Elton John unsuccessfully sued The Guardian for libel in relation to Hyde's spoof diary column "A peek at the diary of... 'Sir Elton John'", published in July 2008.[7]Mr Justice Tugendhat ruled that the "irony" and "teasing" did not amount to defamation.[8] Hyde published a follow-up diary of Elton John in 2009.[9]
In November 2011, The Guardian apologised to The Sun newspaper for an article in which Hyde had falsely alleged the newspaper had visited the home of a member of the legal team of the Leveson Inquiry. In the front-page story Hyde had accused The Sun of "blowing a giant raspberry at Lord Justice Leveson’s inquiry".[10][11]The Sun's then[12]managing editor Richard Caseby sent a toilet roll accompanied by "a squalid note" to the then Guardian editor Alan Rusbridger after Hyde's false story.[13]
A few months later, Caseby once again objected to an article by Hyde in which, according to Roy Greenslade, she was "employing irony",[14] in a reference to Page 3 models following a comment on Twitter by Rupert Murdoch and the use by The Sun of a photograph of model Reeva Steenkamp in a bikini, on the day after her murder.[15] Caseby objected to the article,[16] and complained to The Guardian's readers' editor, but his complaint was the only one received.[17][relevant?]
Hyde received two awards from the Sports Journalists' Association (SJA) in February 2020, including Sports Journalist of the Year, the first woman to receive the award in its 43-year history. The other award was for Sports Columnist of the Year. She had written columns during the year on Prime Minister Theresa May’s decision to award a knighthood to Geoff Boycott, Tiger Woods’s performance at the 2019 Masters, and male responses to the FIFA Women's World Cup that year.[18]

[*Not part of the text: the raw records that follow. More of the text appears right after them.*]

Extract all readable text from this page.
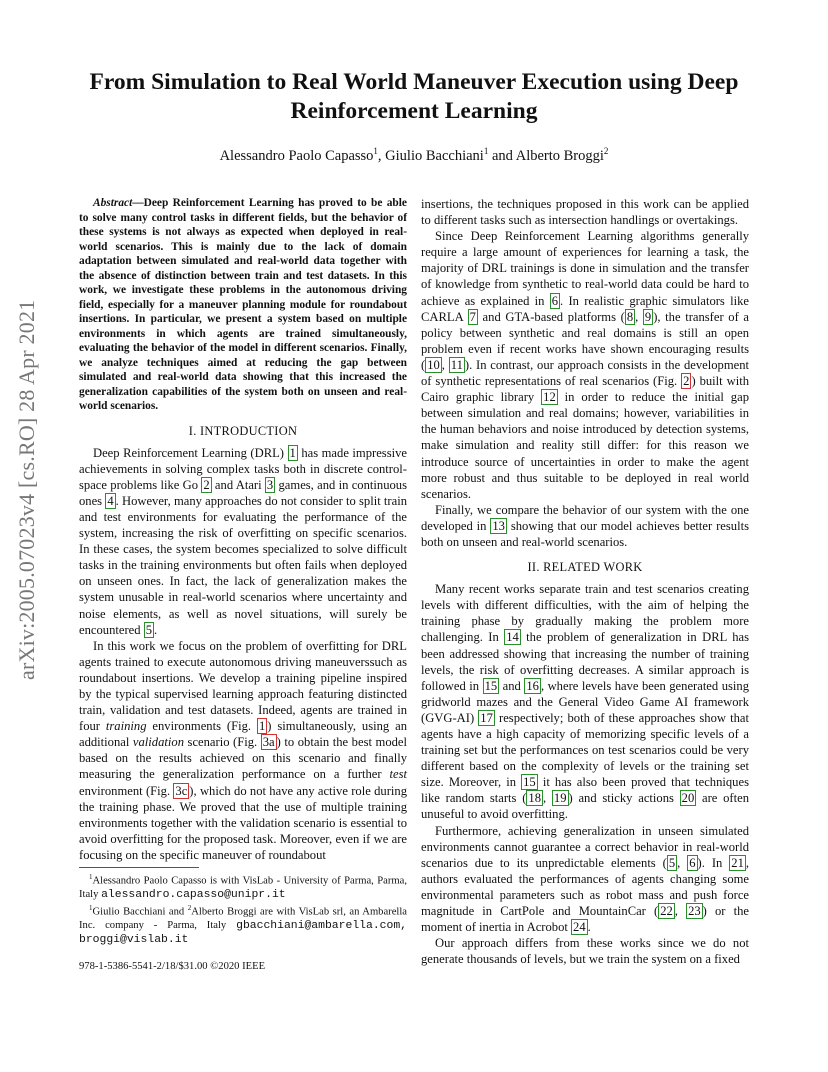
arXiv:2005.07023v4 [cs.RO] 28 Apr 2021
From Simulation to Real World Maneuver Execution using Deep Reinforcement Learning
Alessandro Paolo Capasso$^1$, Giulio Bacchiani$^1$ and Alberto Broggi$^2$

Abstract—Deep Reinforcement Learning has proved to be able to solve many control tasks in different fields, but the behavior of these systems is not always as expected when deployed in real-world scenarios. This is mainly due to the lack of domain adaptation between simulated and real-world data together with the absence of distinction between train and test datasets. In this work, we investigate these problems in the autonomous driving field, especially for a maneuver planning module for roundabout insertions. In particular, we present a system based on multiple environments in which agents are trained simultaneously, evaluating the behavior of the model in different scenarios. Finally, we analyze techniques aimed at reducing the gap between simulated and real-world data showing that this increased the generalization capabilities of the system both on unseen and real-world scenarios.

I. INTRODUCTION

Deep Reinforcement Learning (DRL) 1 has made impressive achievements in solving complex tasks both in discrete control-space problems like Go 2 and Atari 3 games, and in continuous ones 4 . However, many approaches do not consider to split train and test environments for evaluating the performance of the system, increasing the risk of overfitting on specific scenarios. In these cases, the system becomes specialized to solve difficult tasks in the training environments but often fails when deployed on unseen ones. In fact, the lack of generalization makes the system unusable in real-world scenarios where uncertainty and noise elements, as well as novel situations, will surely be encountered 5 .

In this work we focus on the problem of overfitting for DRL agents trained to execute autonomous driving maneuverssuch as roundabout insertions. We develop a training pipeline inspired by the typical supervised learning approach featuring distincted train, validation and test datasets. Indeed, agents are trained in four training environments (Fig. 1 ) simultaneously, using an additional validation scenario (Fig. 3a ) to obtain the best model based on the results achieved on this scenario and finally measuring the generalization performance on a further test environment (Fig. 3c ), which do not have any active role during the training phase. We proved that the use of multiple training environments together with the validation scenario is essential to avoid overfitting for the proposed task. Moreover, even if we are focusing on the specific maneuver of roundabout

$^1$Alessandro Paolo Capasso is with VisLab - University of Parma, Parma, Italy alessandro.capasso@unipr.it

$^1$Giulio Bacchiani and $^2$Alberto Broggi are with VisLab srl, an Ambarella Inc. company - Parma, Italy gbacchiani@ambarella.com, broggi@vislab.it

978-1-5386-5541-2/18/$31.00 ©2020 IEEE

insertions, the techniques proposed in this work can be applied to different tasks such as intersection handlings or overtakings.

Since Deep Reinforcement Learning algorithms generally require a large amount of experiences for learning a task, the majority of DRL trainings is done in simulation and the transfer of knowledge from synthetic to real-world data could be hard to achieve as explained in 6 . In realistic graphic simulators like CARLA 7 and GTA-based platforms ( 8 , 9 ), the transfer of a policy between synthetic and real domains is still an open problem even if recent works have shown encouraging results ( 10 , 11 ). In contrast, our approach consists in the development of synthetic representations of real scenarios (Fig. 2 ) built with Cairo graphic library 12 in order to reduce the initial gap between simulation and real domains; however, variabilities in the human behaviors and noise introduced by detection systems, make simulation and reality still differ: for this reason we introduce source of uncertainties in order to make the agent more robust and thus suitable to be deployed in real world scenarios.

Finally, we compare the behavior of our system with the one developed in 13 showing that our model achieves better results both on unseen and real-world scenarios.

II. RELATED WORK

Many recent works separate train and test scenarios creating levels with different difficulties, with the aim of helping the training phase by gradually making the problem more challenging. In 14 the problem of generalization in DRL has been addressed showing that increasing the number of training levels, the risk of overfitting decreases. A similar approach is followed in 15 and 16 , where levels have been generated using gridworld mazes and the General Video Game AI framework (GVG-AI) 17 respectively; both of these approaches show that agents have a high capacity of memorizing specific levels of a training set but the performances on test scenarios could be very different based on the complexity of levels or the training set size. Moreover, in 15 it has also been proved that techniques like random starts ( 18 , 19 ) and sticky actions 20 are often unuseful to avoid overfitting.

Furthermore, achieving generalization in unseen simulated environments cannot guarantee a correct behavior in real-world scenarios due to its unpredictable elements ( 5 , 6 ). In 21 , authors evaluated the performances of agents changing some environmental parameters such as robot mass and push force magnitude in CartPole and MountainCar ( 22 , 23 ) or the moment of inertia in Acrobot 24 .

Our approach differs from these works since we do not generate thousands of levels, but we train the system on a fixed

Hyde has won awards for her journalism. In 2017 she was named Political Commentator of the Year at the Editorial Intelligence Comment Awards, as well as winning the Commentariat of the Year Award.[19] At the 2018 Editorial Intelligence Comment Awards, she received the Commentator of the Year award. In 2019, she won Political Commentator of the Year at the National Press Awards.[20] Also in 2019, she received the Columnist of the Year award at the British Journalism Awards.[21] She won the same award again at the British Journalism Awards in 2020.[22] Also in 2020, she became the first woman ever to win the Sports Journalist of the Year award at the British Sports Journalism Awards. At the same event, she also won Sports Columnist of the Year.[18] In 2020 Hyde won the London Press Club's Edgar Wallace Award for writing or reporting of the highest quality.[23]
Other work
Hyde's book about celebrity, Celebrity: How Entertainers Took Over the World and Why We Need an Exit Strategy, was published in 2009.[24]What Just Happened?!, a collection of her Guardian columns written between 2016 and 2022, was published in 2022.[25] She helped prepare and proof read Piers Morgan's The Insider: The Private Diaries of a Scandalous Decade,[26] in the acknowledgments of which she is described as Morgan's "best friend".
In 2022, Hyde was hired as a writing executive producer on an HBO pilot originating from director Sam Mendes about the process of superhero filmmaking in Hollywood. The TV series is entitled The Franchise.[28] The series premiered on October 6, 2024.
In 1999, Hyde married Kieran Clifton, a director at the BBC.[30][31][32] The couple had their first child in 2010 and live in London.[32] Their third child was born in the summer of 2014.[33]